Join twowildtides on the country challenge. Each week, we’re going to be heading to a new country (in spirit). Primarily, we’ll be cooking a meal from each country; but we’ll also be watching travel documentaries, reading travel blogs, and listening to music. During the global pandemic, travel is largely inaccessible. We want to reignite our wanderlust, satisfy our travel bug as much as we can, and learn some new things along the way. I have a feeling our bucket list will have a number of items added to it through this experience as well. We created a simple alphabetical spreadsheet with all the countries of the world, and each week we will draw a random number that corresponds with a country on the spreadsheet.
This week, we find ourselves in a country I’ve never heard of before– and after looking at the architecture and infrastructure, I’m surprised it’s not more well-known and frequently-travelled. The capital city of Baku has some gorgeous modern buildings and fascinating history. I would absolutely add Azerbaijan to an Eastern European backpacking trip.
The national dish of Azerbaijan is one we’re already familiar with in the twowildtides country challenge: plov. Plov was the very first dish we prepared in the country challenge when we visited Uzbekistan, and it’s been a long-time favourite. Check that post out here:
The Azerbaijani plov is a very different flavour from the Uzbek plov, which featured cumin as the primary spice and had carrots and beef as the main ingredients. We were excited to try this hearty dish with a different cultural twist. We tried to keep it authentic and got our recipe from our trusty pals at 196Flavors:
Azerbaijani plov is known for being flavoured with saffron, dried fruits, and nuts. It is featured at the top of various lists about Azerbaijani cuisine, such as this one by Azerbaijan Travel International, this one by Culture Trip, this one by Nomad Paradise, and Taste Essence’s list of national dishes. Little did I know, but saffron is the most expensive spice in the world! And is more expensive than gold. While I wasn’t keen on spending almost $20 on a tiny satchel of saffron, I had to know if it is worth the money and what the most expensive spice in the world actually tastes like.
The preparation of the plov was different than anything else I’ve cooked, but it cooked so well. We used walnuts instead of chestnuts to save some money (and because chestnuts aren’t widely available in our area) and barberries, leftover from our Uzbek plov, rather than sour plums. Toasting the fruits and nuts in butter put such a great aroma through the house.
Everything else was easy. The chicken hardly required any work and the rice was pretty simple as well. We prepared the saffron water and I was surprised that it didn’t have any scent at all. We were intrigued to see what it might taste like.

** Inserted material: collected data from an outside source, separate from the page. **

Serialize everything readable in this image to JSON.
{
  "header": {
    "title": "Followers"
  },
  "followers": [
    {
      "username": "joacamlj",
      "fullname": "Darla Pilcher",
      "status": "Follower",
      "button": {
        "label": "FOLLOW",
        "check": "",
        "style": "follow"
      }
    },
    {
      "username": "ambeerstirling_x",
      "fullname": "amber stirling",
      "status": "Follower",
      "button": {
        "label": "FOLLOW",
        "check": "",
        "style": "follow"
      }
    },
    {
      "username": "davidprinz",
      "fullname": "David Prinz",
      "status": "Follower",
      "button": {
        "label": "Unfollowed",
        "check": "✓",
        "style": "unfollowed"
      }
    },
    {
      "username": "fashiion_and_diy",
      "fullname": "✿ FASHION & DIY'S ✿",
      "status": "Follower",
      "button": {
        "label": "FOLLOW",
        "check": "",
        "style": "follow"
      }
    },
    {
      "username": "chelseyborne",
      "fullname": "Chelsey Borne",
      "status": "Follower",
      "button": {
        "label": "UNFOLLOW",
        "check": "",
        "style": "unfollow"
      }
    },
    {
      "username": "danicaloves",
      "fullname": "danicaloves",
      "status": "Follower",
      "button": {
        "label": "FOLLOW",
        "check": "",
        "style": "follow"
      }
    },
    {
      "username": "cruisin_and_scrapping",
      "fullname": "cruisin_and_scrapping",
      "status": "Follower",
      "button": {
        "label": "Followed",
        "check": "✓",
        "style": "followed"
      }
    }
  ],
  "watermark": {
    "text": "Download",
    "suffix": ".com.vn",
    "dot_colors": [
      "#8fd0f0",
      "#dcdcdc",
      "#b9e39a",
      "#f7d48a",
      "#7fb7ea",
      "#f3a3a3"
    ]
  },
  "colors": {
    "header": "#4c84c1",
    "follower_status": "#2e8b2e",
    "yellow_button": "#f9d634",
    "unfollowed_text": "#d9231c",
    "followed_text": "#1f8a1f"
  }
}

This dish was absolutely delicious. So filling, so hearty, so healthy. This is a satisfying, guilt-free meal (as most of our country meals have been). Compared to our Uzbek plov, this plov packed less of a punch in terms of spice, but the dried fruits made up for that. The sweet and sour flavours of the berries and the savoury onions and chicken created an awesome balance. HOWEVER, to my unrefined, inexperienced tastebuds, saffron is not worth the money. Rather than creating any flavour, it just added a mild fragrance to the rice. Not bad by any means, but not enough of an addition to make it worth the money. We’re glad we tried it though!!